Cisco, like other legacy technology companies, has been launching new products focused on high-growth areas such as cyber security and Internet of Things to cushion sluggish demand in its traditional routers and switches business.

“We’re seeing the returns on the investments we are making in innovation and driving the shift to more software and subscriptions,” Chief Financial Officer Kelly Kramer told analysts on a post-earnings call.

The company forecast first-quarter revenue growth of between 5 percent and 7 percent, implying $12.86 billion at the mid-point, and adjusted profit of between 70 cents and 72 cents per share.

Analysts were expecting a profit of 69 cents and revenue of $12.61 billion, according to Thomson Reuters I/B/E/S.

Subscriptions, which provide a more steady revenue stream, represented 56 percent of total software revenue in the reported quarter, the company said.

Revenue in the security business, which offers firewall protection and breach detection systems, rose 12 percent to $627 million, beating estimates of $615.8 million.

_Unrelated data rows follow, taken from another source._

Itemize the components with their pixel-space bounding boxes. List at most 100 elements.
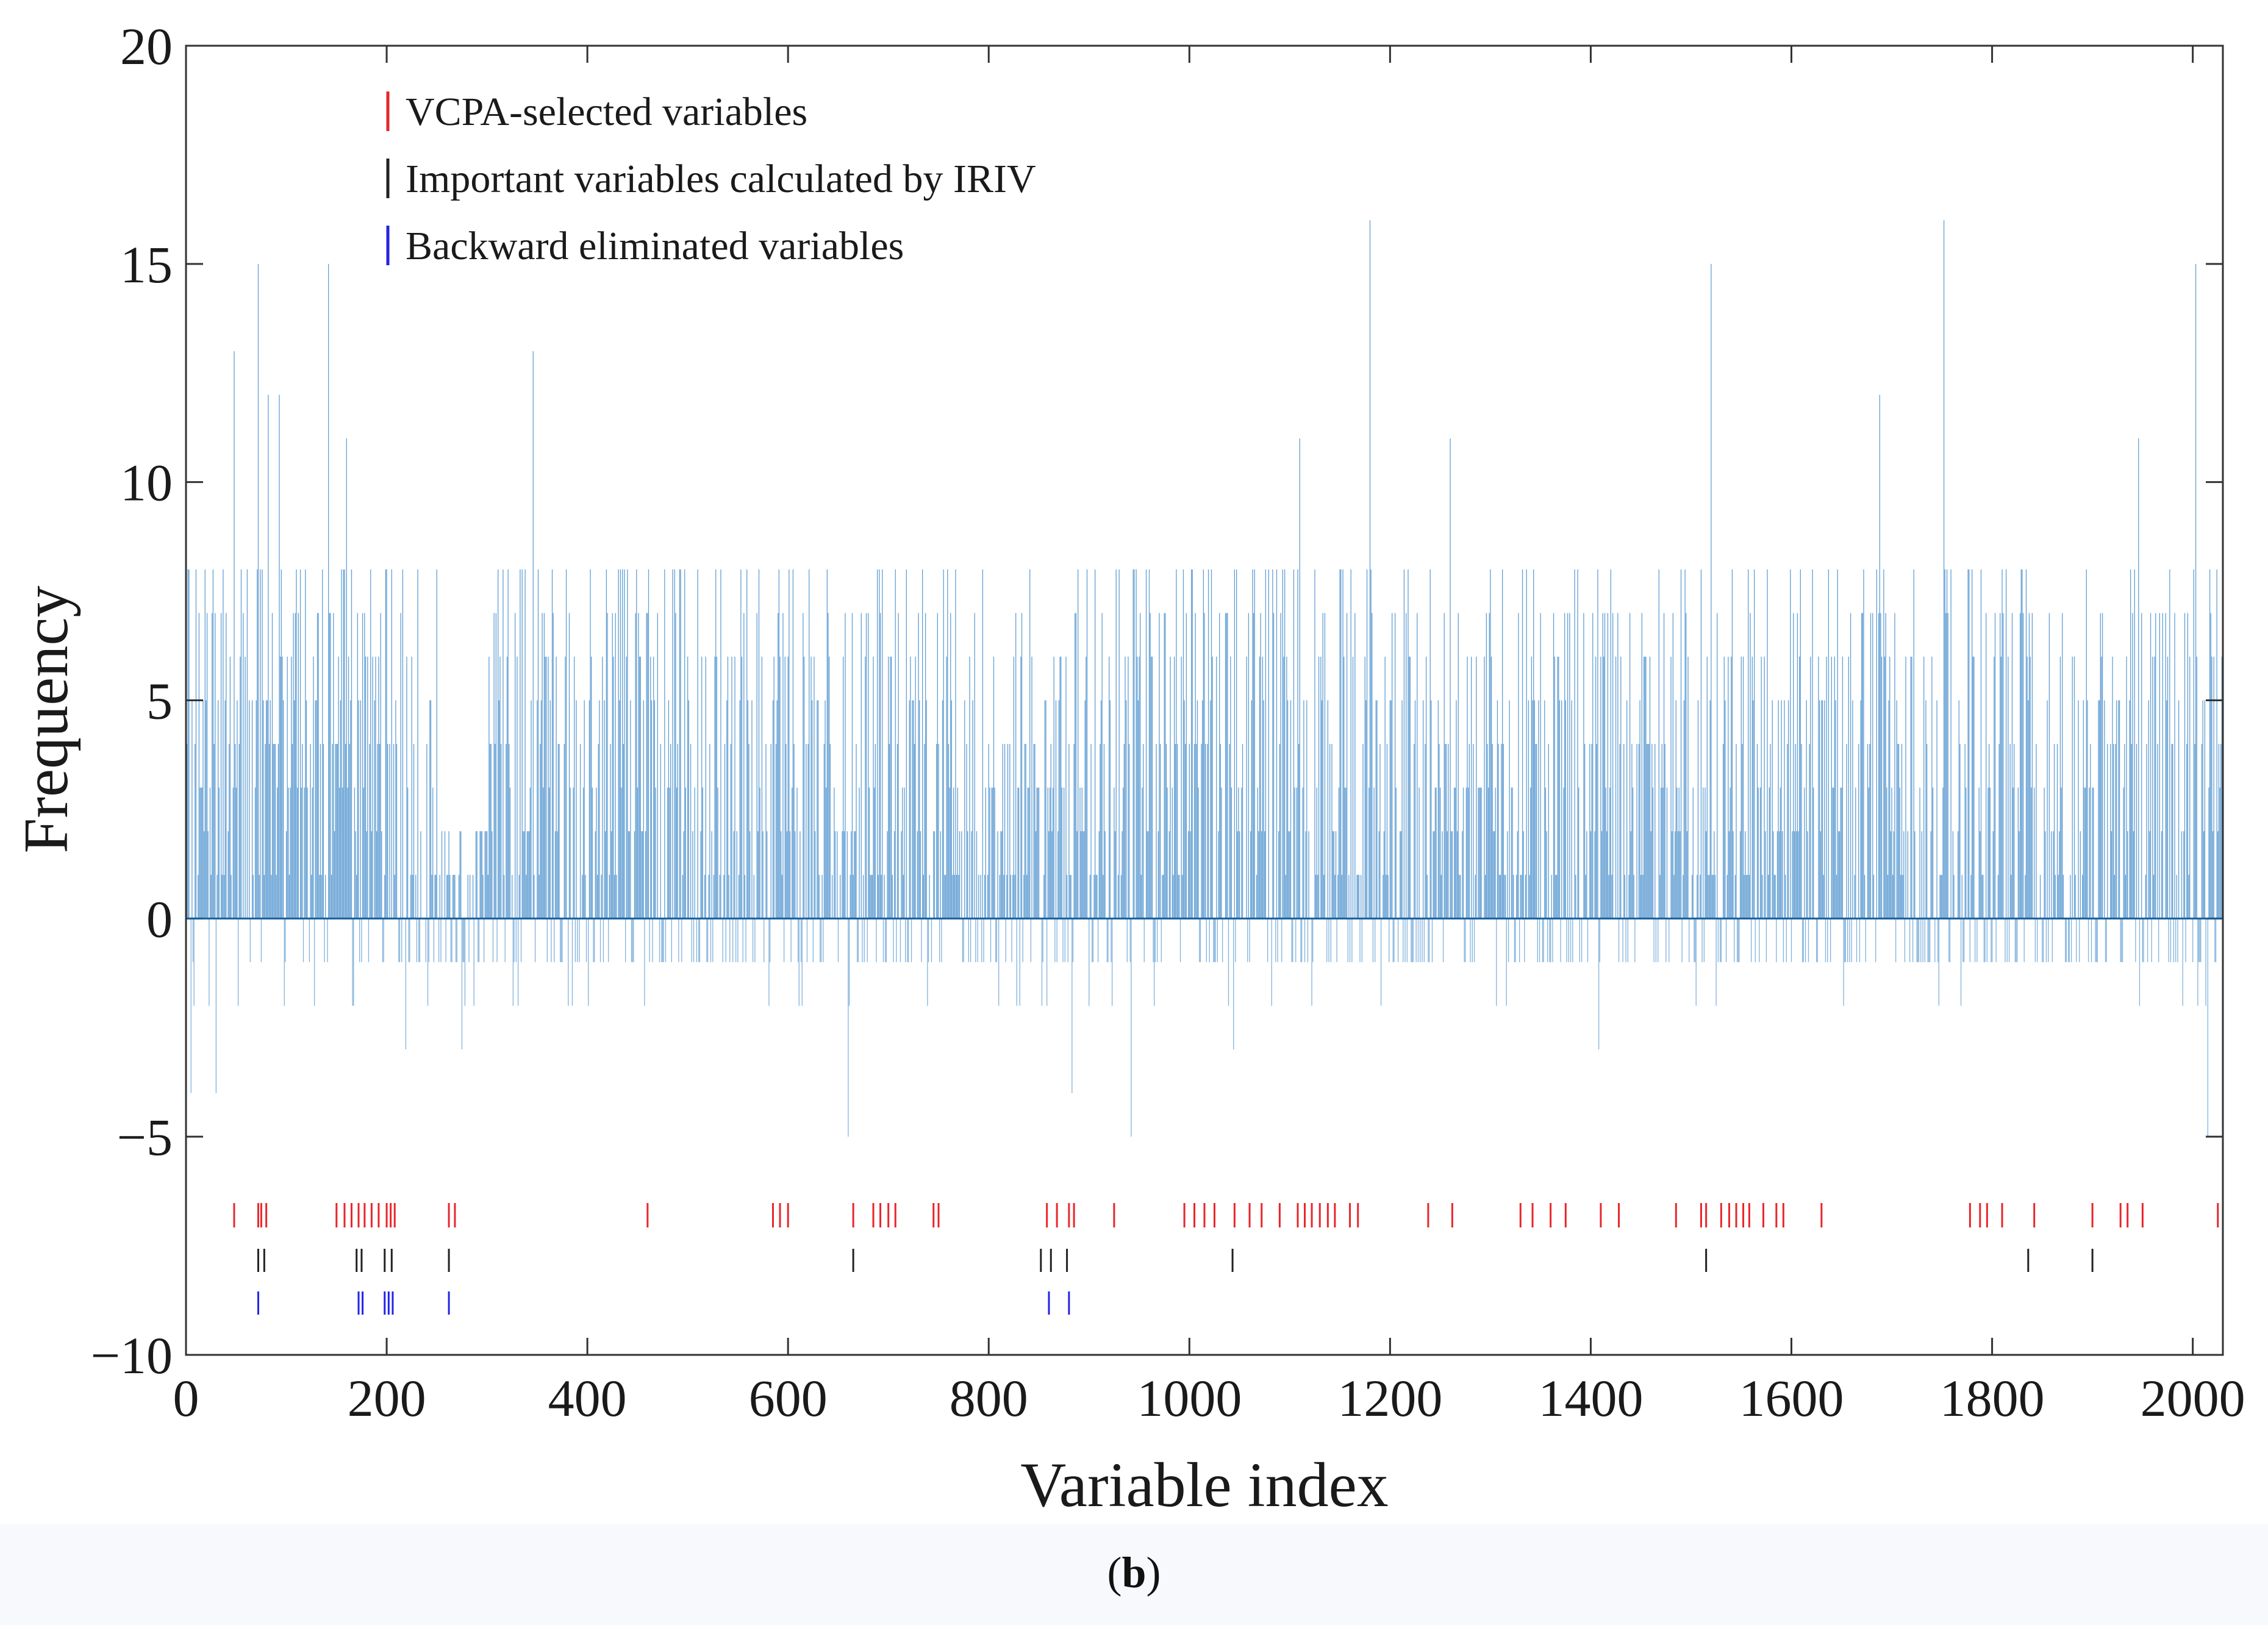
frequency-bar xyxy=(232,787,234,919)
frequency-bar xyxy=(1844,918,1845,962)
frequency-bar xyxy=(426,744,427,919)
frequency-bar xyxy=(1563,787,1564,919)
frequency-bar xyxy=(1728,831,1730,919)
frequency-bar xyxy=(315,700,316,919)
frequency-bar xyxy=(628,831,629,919)
frequency-bar xyxy=(1462,787,1464,919)
frequency-bar xyxy=(645,831,646,919)
frequency-bar xyxy=(1268,569,1269,919)
frequency-bar xyxy=(2009,744,2011,919)
y-tick-label: 0 xyxy=(146,890,173,948)
frequency-bar xyxy=(1817,918,1818,962)
frequency-bar xyxy=(2142,918,2144,962)
frequency-bar xyxy=(1662,787,1664,919)
frequency-bar xyxy=(1301,918,1303,962)
x-tick-label: 2000 xyxy=(2141,1369,2245,1427)
frequency-bar xyxy=(1848,656,1849,919)
frequency-bar xyxy=(1303,700,1304,919)
frequency-bar xyxy=(270,700,271,919)
frequency-bar xyxy=(413,744,415,919)
frequency-bar xyxy=(358,700,359,919)
frequency-bar xyxy=(987,874,989,919)
frequency-bar xyxy=(1756,744,1758,919)
frequency-bar xyxy=(2031,613,2033,919)
frequency-bar xyxy=(546,918,548,962)
frequency-bar xyxy=(372,656,373,919)
frequency-bar xyxy=(1129,918,1131,962)
frequency-bar xyxy=(2130,569,2131,919)
frequency-bar xyxy=(961,831,962,919)
frequency-bar xyxy=(2118,700,2119,919)
frequency-bar xyxy=(1306,700,1307,919)
frequency-bar xyxy=(446,874,448,919)
frequency-bar xyxy=(337,744,338,919)
frequency-bar xyxy=(335,744,336,919)
frequency-bar xyxy=(1772,700,1773,919)
frequency-bar xyxy=(429,700,431,919)
frequency-bar xyxy=(1744,874,1745,919)
frequency-bar xyxy=(1720,918,1722,962)
frequency-bar xyxy=(724,744,726,919)
frequency-bar xyxy=(947,569,948,919)
frequency-bar xyxy=(1029,569,1031,919)
frequency-bar xyxy=(281,569,282,919)
frequency-bar xyxy=(745,918,746,962)
frequency-bar xyxy=(2087,918,2089,962)
frequency-bar xyxy=(330,613,331,919)
frequency-bar xyxy=(821,874,823,919)
frequency-bar xyxy=(2027,656,2028,919)
frequency-bar xyxy=(692,831,693,919)
frequency-bar xyxy=(1639,700,1640,919)
frequency-bar xyxy=(826,569,828,919)
frequency-bar xyxy=(1839,831,1841,919)
frequency-bar xyxy=(779,656,781,919)
frequency-bar xyxy=(936,744,937,919)
frequency-bar xyxy=(1018,787,1020,919)
frequency-bar xyxy=(993,656,995,919)
frequency-bar xyxy=(620,569,621,919)
frequency-bar xyxy=(878,874,879,919)
frequency-bar xyxy=(218,787,220,919)
frequency-bar xyxy=(998,918,1000,1006)
frequency-bar xyxy=(2147,918,2148,962)
frequency-bar xyxy=(785,744,787,919)
frequency-bar xyxy=(1620,656,1622,919)
frequency-bar xyxy=(1496,918,1497,1006)
frequency-bar xyxy=(1779,831,1780,919)
frequency-bar xyxy=(1859,918,1861,962)
frequency-bar xyxy=(1748,874,1750,919)
frequency-bar xyxy=(1168,831,1170,919)
frequency-bar xyxy=(913,700,914,919)
frequency-bar xyxy=(1370,569,1372,919)
frequency-bar xyxy=(2202,700,2203,919)
frequency-bar xyxy=(1737,918,1739,962)
frequency-bar xyxy=(1249,918,1250,962)
frequency-bar xyxy=(1665,918,1667,962)
frequency-bar xyxy=(1162,874,1164,919)
frequency-bar xyxy=(334,831,335,919)
frequency-bar xyxy=(1937,918,1939,962)
frequency-bar xyxy=(948,744,950,919)
frequency-bar xyxy=(339,787,340,919)
frequency-bar xyxy=(1799,656,1800,919)
x-axis-label: Variable index xyxy=(1020,1450,1389,1520)
frequency-bar xyxy=(1976,918,1978,962)
frequency-bar xyxy=(710,918,712,962)
frequency-bar xyxy=(554,831,556,919)
plot-frame xyxy=(185,45,2224,1356)
frequency-bar xyxy=(1524,918,1525,962)
frequency-bar xyxy=(613,656,614,919)
frequency-bar xyxy=(606,569,607,919)
frequency-bar xyxy=(1745,874,1747,919)
frequency-bar xyxy=(1548,744,1549,919)
frequency-bar xyxy=(1928,918,1930,962)
frequency-bar xyxy=(1843,918,1844,1006)
frequency-bar xyxy=(812,918,814,962)
frequency-bar xyxy=(801,918,803,1006)
frequency-bar xyxy=(895,569,896,919)
frequency-bar xyxy=(591,656,592,919)
frequency-bar xyxy=(570,787,571,919)
frequency-bar xyxy=(1608,874,1609,919)
frequency-bar xyxy=(1731,569,1733,919)
frequency-bar xyxy=(1109,700,1111,919)
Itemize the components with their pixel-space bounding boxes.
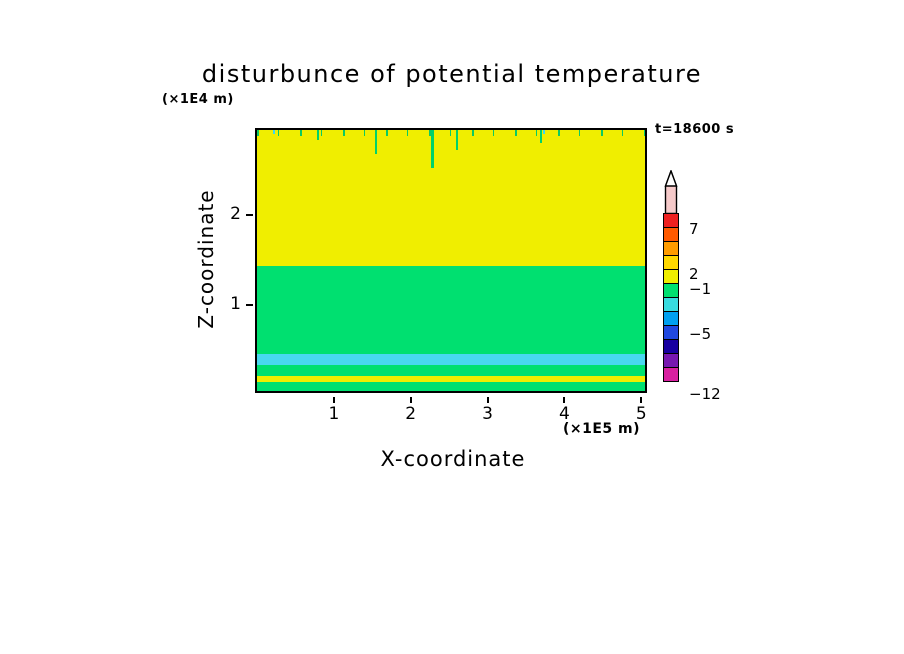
y-tick-label: 1 (230, 294, 241, 315)
x-axis-unit: (×1E5 m) (563, 421, 641, 437)
contour-noise-streak (540, 130, 542, 143)
x-tick-label: 1 (328, 404, 340, 424)
contour-bands (257, 130, 645, 391)
colorbar-segment (663, 241, 679, 256)
x-tick-mark (332, 397, 335, 403)
contour-band (257, 265, 645, 355)
colorbar-segment (663, 339, 679, 354)
x-axis-label: X-coordinate (380, 447, 526, 471)
colorbar-segment (663, 297, 679, 312)
colorbar-segment (663, 325, 679, 340)
y-axis-unit: (×1E4 m) (162, 92, 234, 107)
x-tick-mark (563, 397, 566, 403)
chart-title: disturbunce of potential temperature (201, 60, 703, 88)
colorbar-labels: 7 2 −1 −5 −12 (689, 214, 733, 410)
colorbar-tick-label: −1 (689, 280, 712, 298)
x-tick-mark (640, 397, 643, 403)
colorbar (662, 170, 680, 382)
colorbar-segment (663, 353, 679, 368)
colorbar-tick-label: 2 (689, 265, 699, 283)
y-tick-mark (246, 304, 253, 307)
colorbar-tick-label: −5 (689, 325, 712, 343)
y-axis-label: Z-coordinate (194, 189, 218, 329)
colorbar-segment (663, 269, 679, 284)
x-axis-ticks: 1 2 3 4 5 (257, 397, 649, 427)
colorbar-segment (663, 283, 679, 298)
contour-noise-streak (431, 130, 434, 168)
contour-noise-streak (456, 130, 458, 150)
colorbar-segments (663, 213, 679, 382)
colorbar-segment (663, 255, 679, 270)
y-tick-mark (246, 214, 253, 217)
contour-noise-streak (317, 130, 319, 140)
contour-band (257, 376, 645, 383)
contour-noise-streak (375, 130, 377, 154)
y-tick-label: 2 (230, 204, 241, 225)
x-tick-label: 2 (405, 404, 417, 424)
colorbar-tick-label: 7 (689, 220, 699, 238)
x-tick-label: 5 (635, 404, 647, 424)
colorbar-segment (663, 213, 679, 228)
colorbar-tick-label: −12 (689, 385, 721, 403)
x-tick-mark (486, 397, 489, 403)
colorbar-segment (663, 367, 679, 382)
time-label: t=18600 s (655, 122, 735, 137)
contour-noise-dot (273, 130, 275, 134)
plot-area (255, 128, 647, 393)
x-tick-label: 4 (559, 404, 570, 424)
contour-band (257, 353, 645, 366)
x-tick-label: 3 (482, 404, 493, 424)
x-tick-mark (409, 397, 412, 403)
colorbar-segment (663, 227, 679, 242)
contour-noise-dot (543, 130, 545, 134)
contour-noise-strip (257, 130, 645, 136)
contour-band (257, 365, 645, 377)
contour-band (257, 130, 645, 267)
colorbar-arrow-icon (664, 170, 678, 214)
colorbar-segment (663, 311, 679, 326)
contour-band (257, 382, 645, 391)
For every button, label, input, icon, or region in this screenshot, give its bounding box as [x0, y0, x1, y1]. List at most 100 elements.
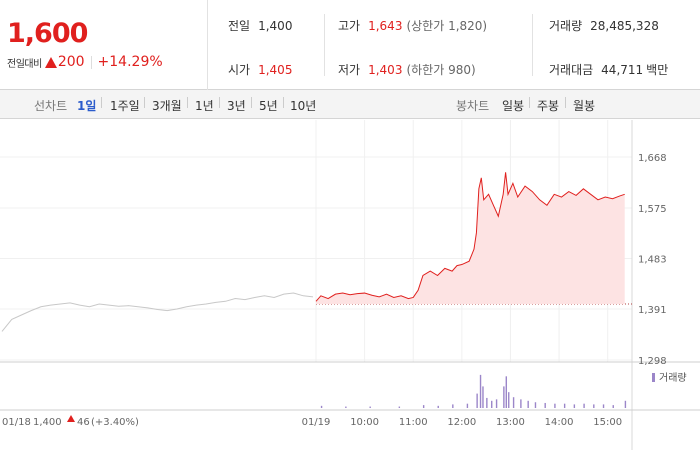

Deferred revenue in the business jumped 23 percent.

Cisco said in August it would buy cyber security provider Duo Security for $2.35 billion, the latest in a series of acquisitions by Chief Executive Officer Chuck Robbins as he builds out the company’s newer businesses.

CFO Kramer told Reuters Cisco is looking at more acquisitions in the security space.

Revenue in its infrastructure platform division, which houses the company’s traditional business of supplying switches and routers, rose 7 percent to $7.44 billion. Analysts had expected revenue of $7.32 billion.

On an adjusted basis, the company earned 70 cents per share, beating analysts expectation by 1 cent.

Total revenue rose 6 percent to $12.84 billion, topping average estimate of $12.77 billion.